Skinned Mesh Animation

Files with skinned mesh animation have an extension SMESH and are of two types: containing geometry data plus animation and animation-only. The latter are useless without a "main" skinned mesh with geometry in a bind pose. There is also an additional SANIM format, which contains only animation and is intended for small animation sequences.
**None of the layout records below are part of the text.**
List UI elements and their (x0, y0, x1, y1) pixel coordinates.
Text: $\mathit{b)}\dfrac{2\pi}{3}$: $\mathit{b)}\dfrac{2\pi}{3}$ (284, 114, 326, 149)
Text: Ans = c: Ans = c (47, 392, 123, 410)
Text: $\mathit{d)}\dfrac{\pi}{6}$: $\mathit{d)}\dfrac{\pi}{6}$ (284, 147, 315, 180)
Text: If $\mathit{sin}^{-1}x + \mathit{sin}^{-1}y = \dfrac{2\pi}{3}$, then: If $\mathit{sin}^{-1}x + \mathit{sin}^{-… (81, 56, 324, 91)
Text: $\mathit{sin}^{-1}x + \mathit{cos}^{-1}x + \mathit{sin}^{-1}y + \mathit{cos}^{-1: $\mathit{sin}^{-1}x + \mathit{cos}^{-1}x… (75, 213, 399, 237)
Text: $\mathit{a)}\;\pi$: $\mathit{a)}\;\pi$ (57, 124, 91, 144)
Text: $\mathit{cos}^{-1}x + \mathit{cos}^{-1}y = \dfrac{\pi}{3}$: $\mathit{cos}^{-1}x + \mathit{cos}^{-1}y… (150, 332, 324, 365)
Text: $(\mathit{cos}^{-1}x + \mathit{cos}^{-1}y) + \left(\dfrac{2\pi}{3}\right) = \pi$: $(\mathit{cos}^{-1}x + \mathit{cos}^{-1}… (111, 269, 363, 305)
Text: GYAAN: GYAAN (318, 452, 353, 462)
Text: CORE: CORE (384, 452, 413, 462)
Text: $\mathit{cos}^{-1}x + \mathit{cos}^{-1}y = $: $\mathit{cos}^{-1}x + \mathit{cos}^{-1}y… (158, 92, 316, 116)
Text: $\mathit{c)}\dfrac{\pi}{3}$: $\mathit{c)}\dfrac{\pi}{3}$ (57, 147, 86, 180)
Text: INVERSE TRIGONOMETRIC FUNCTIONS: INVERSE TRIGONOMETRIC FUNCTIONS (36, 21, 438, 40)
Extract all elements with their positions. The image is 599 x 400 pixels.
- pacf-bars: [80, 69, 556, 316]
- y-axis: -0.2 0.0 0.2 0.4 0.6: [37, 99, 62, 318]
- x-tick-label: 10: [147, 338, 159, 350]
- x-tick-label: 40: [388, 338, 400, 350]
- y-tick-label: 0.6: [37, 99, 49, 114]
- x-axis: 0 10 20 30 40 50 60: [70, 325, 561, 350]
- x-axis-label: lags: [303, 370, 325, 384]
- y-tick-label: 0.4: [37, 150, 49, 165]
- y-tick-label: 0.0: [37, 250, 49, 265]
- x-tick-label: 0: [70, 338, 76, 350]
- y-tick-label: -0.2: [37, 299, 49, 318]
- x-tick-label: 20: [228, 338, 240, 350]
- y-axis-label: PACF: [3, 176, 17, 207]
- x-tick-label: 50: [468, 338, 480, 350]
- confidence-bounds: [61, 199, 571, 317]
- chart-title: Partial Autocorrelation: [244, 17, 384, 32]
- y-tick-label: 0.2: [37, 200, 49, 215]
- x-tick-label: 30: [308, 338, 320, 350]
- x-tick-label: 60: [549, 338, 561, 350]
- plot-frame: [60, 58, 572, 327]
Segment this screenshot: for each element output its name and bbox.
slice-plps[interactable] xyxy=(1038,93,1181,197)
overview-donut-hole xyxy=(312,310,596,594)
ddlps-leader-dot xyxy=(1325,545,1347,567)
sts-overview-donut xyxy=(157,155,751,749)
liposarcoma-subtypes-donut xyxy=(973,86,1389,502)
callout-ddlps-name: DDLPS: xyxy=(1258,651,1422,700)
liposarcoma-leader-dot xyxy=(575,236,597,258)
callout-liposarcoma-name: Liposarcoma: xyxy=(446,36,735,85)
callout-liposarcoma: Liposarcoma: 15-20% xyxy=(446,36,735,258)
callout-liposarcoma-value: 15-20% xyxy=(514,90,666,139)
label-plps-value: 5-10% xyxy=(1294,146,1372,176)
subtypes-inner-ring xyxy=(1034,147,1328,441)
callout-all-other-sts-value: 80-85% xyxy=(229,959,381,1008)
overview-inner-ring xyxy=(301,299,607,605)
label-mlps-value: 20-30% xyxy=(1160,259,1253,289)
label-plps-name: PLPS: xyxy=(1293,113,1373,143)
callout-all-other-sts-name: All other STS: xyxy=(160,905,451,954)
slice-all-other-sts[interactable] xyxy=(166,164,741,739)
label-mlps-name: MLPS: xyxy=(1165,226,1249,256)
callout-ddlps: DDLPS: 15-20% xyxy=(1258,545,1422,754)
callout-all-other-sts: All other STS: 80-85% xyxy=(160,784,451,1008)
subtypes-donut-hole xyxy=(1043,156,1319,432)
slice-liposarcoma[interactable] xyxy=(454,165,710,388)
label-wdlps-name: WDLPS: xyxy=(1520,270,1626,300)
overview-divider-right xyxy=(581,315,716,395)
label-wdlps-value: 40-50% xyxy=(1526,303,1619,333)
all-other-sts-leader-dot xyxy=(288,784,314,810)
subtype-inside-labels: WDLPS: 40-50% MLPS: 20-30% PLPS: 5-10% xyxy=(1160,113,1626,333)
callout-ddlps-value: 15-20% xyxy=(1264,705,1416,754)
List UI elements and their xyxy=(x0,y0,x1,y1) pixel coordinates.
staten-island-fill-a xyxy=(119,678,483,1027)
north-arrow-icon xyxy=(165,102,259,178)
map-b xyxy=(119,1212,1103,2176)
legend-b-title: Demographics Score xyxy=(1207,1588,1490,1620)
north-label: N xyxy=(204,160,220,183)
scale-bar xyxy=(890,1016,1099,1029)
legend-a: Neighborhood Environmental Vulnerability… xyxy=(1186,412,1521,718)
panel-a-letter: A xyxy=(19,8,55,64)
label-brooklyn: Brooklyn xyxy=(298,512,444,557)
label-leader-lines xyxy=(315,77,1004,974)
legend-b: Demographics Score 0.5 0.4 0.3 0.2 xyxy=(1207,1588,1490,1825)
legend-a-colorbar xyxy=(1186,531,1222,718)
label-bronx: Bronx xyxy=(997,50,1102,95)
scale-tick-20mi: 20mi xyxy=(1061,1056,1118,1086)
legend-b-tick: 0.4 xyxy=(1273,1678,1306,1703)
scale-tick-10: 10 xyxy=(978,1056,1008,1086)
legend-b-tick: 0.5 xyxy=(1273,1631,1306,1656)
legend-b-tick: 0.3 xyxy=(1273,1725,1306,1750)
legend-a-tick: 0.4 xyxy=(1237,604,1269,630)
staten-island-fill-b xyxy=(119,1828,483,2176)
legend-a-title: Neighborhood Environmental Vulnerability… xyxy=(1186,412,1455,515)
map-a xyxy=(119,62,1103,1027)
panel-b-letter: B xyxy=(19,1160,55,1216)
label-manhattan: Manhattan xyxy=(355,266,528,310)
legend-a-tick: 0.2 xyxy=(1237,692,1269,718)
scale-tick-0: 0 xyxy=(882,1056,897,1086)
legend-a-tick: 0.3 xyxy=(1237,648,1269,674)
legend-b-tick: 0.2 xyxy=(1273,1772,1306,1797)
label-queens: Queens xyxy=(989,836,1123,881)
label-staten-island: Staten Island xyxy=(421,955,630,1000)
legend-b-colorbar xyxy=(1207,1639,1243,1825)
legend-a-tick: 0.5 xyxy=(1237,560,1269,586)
Each animation of a given model can occupy a separate animation layer, and different animations of the same model can be combined together by blending between the layers.

Requirements

The following conditions are necessary:

  • A file with geometry data should contain a bind pose of a model.
  • Bone names cannot be longer than 128 characters. Longer names are simply trimmed.
  • Maximum number of bones per surface depends on a target graphics card. The maximum number of bones per surface is equal to 96 to avoid crashes on graphics APIs of DirectX 9 level. If the number exceeds this limit, small child bones will be simply ignored by export. It is usually a good idea to set the limit of 64, as each bone is represented with three vectors. Each of these vectors is a parameter to an animation shader, and older cards have lower limits to a number of parameters that can be passed to a shader.

Guidelines and Tips

  • When choosing bone names stick to the Latin charset to avoid possible portability issues.
  • When saving animation in an external file, use SANIM files for small animation sequences as they will occupy less space because of compression. But if you need precise animations, use SMESH files.
  • After export, check animation in ResourceEditor. Remember that by default ResourceEditor plays animation with 25 FPS. If you want to test an external animation, do the following:
    1. Load the file which contains a bind pose by clicking Load mesh.
    2. Click Load mesh again and check Animation only at the bottom of the dialog window.
    3. Choose a file with required animation.
    Notice
    You can load external animation for a skinned mesh in UnigineEditor or by using scripting.
  • If there will be plenty of animations for a single mesh that can be combined, it is better to store only a bind pose in a main SMESH file, put all animations in external files and load them when needed. To export only a bind pose of a mesh, check Bind pose in export plugin settings during export.
  • It might be easier to create complex movements by blending small animations of parts of a mesh. To create such small animation, select only those bones which participate in it before export.